O evento se destaca por proporcionar não só a proteção jurídica e garantia dos direitos civis da família e sucessões – em questões como pensão, auxílios, inventários, partilha e direito de herança –, mas a regularização de relações familiares, a valorização do afeto do casal e, consequentemente, da família, revelando-se importante fator de prevenção aos conflitos sociais. Desde as primeiras cerimônias, a Defensoria Pública de Minas Gerais já oficializou a união de mais de 8 mil pessoas por meio dos Casamentos Comunitários, realizados em Belo Horizonte e nas unidades no interior do Estado.
Na parceria voluntária, o sucesso do evento
Porta de acesso à Justiça das cidadãs e cidadãos em situação de vulnerabilidade, a Defensoria Pública, em razão de restrições orçamentárias, sempre busca o apoio de empresas e instituições para a realização do Casamento Comunitário. E para viabilizar as ações desenvolvidas, empresas, profissionais liberais e voluntários que, procurados, não mediram esforços para que o Casamento Comunitário ocorresse, marcando essa fase na história de vida dos 8 casais.
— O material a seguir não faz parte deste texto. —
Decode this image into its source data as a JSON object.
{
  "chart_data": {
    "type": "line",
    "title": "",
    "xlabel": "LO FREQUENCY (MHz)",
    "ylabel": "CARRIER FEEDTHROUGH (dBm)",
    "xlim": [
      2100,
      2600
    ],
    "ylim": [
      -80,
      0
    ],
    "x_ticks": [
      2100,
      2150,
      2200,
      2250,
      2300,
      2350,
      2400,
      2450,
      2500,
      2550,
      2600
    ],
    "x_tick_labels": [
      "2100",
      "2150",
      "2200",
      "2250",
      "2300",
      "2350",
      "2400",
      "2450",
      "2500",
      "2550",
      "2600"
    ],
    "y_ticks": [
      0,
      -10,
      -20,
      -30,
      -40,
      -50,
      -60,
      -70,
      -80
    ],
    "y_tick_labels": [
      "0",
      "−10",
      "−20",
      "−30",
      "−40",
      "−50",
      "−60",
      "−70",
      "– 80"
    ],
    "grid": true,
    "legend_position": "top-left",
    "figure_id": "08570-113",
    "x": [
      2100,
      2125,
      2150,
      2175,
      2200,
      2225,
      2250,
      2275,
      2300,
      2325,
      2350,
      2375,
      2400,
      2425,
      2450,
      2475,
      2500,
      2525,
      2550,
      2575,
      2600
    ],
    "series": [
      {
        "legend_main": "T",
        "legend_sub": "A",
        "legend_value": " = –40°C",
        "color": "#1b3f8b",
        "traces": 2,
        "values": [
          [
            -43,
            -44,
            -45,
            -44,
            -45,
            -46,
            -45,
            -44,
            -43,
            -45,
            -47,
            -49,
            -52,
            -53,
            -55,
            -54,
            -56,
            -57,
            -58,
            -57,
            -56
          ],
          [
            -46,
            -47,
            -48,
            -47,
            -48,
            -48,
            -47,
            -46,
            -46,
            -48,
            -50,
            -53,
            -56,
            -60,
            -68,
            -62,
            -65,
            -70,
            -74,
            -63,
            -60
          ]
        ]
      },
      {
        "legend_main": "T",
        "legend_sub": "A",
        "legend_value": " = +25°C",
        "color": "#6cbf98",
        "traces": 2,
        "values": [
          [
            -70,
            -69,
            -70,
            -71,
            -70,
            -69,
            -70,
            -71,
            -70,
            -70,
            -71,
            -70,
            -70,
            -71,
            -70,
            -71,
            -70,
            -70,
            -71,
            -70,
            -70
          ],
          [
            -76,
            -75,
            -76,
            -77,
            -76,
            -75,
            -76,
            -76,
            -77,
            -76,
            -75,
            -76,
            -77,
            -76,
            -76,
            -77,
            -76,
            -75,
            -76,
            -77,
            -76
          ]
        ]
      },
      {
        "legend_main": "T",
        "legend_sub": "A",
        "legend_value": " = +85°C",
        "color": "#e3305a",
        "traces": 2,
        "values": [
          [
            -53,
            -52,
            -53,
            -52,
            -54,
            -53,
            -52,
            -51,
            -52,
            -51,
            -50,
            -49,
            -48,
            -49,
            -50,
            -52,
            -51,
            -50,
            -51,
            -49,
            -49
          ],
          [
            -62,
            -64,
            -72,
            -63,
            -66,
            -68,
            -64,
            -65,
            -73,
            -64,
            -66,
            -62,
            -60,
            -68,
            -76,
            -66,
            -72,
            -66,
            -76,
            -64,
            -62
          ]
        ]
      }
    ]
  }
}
São eles e elas: Kátia Decoração, Cantinho da Arte, Sonho de Festas Decorações, Eliane Pena – Bolos & Doces de Sucesso, Casa de Carnes Moreira, Padaria Mateus Leão, Rotary Clube de Francisco Sá, Secretaria de Estado de Justiça e Segurança Pública (SEJUSP) e Associação das Defensoras e dos Defensores Públicos de Minas Gerais (ADEP-MG). E aqui, uma menção especial aos gestores. Gestoras, servidoras e servidores da Polícia Penal de Minas Gerais, representados pela diretora adjunta do Presídio, Laurentina Cristina Veloso Soares, e pela diretora de Atendimento, Anne Catherine Dias Prado.
**Nota: considerando o fato dos maridos estarem privados de liberdade e a preocupação com a segurança de seus respectivos familiares, não foram publicadas fotos que pudessem expor os casais e/ou parentes deles. Os nomes dos depoentes desta matéria são fictícios.